Once the final frost melts, the boy sets off to say hello to his favourite pal, but realizes that there are no leaves on Bertolt. Concluding that Bertolt must have died, he wants to honour his best friend. He knows what to do when a cat or a bird dies. But what do you do when an old oak tree just stand there like a huge, boney creature that looks like it's sleeping or playing a trick? What should he do for Bertolt?
The solution is both charming and imaginative, an homage to the book as a whole.
The book is charming, and the simple illustrative style embodies the innocence of the story. The narration is in first person, which makes it so heartwarming and does a beautiful job in tugging at your heartstrings.
What's incredible about this book is that even in it's simplicity it manages to pack in an abundance of themes, from imagination, independence, loss, sorrow and acceptance.

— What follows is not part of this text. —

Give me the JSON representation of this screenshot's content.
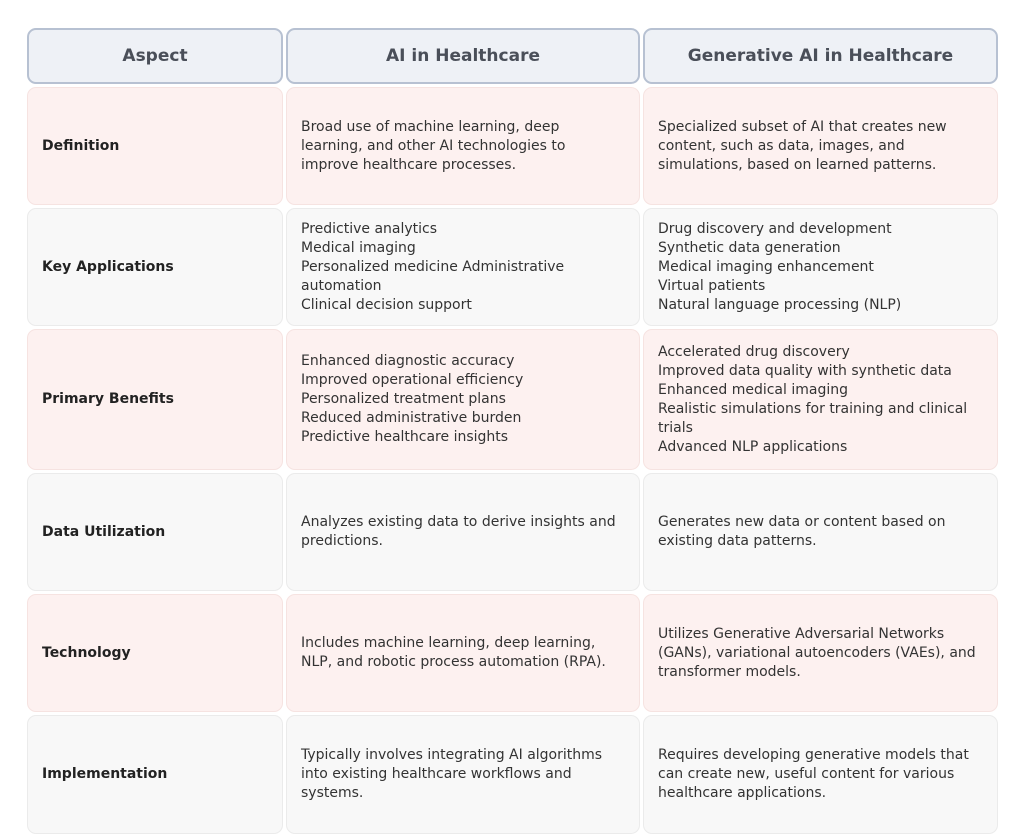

Bertolt was originally published in French as L'arbragan, and it translates so beautifully into English. Goldstyle Jacques the writer was born in 1958 in Saint-Eugene Argentenay, and worked in petroleum geology. As a child, his father taught him how to draw; and he drew all the time. But then, life happened. Studies, university and the pursuit of a career, took him deep into the field of geology. It was only years later after his career working for the gold mines in Abitibi, that he started to draw again. And since then, he hasn't stopped. His contributions have included drawing cartoons for Les Débrouillards and Les Explorateurs, science youth magazines in French Canada, and writing and illustrating stories for kids of all ages.
Bertolt is published by Enchanted Lion Books, and distributed by Publishers Book Canada.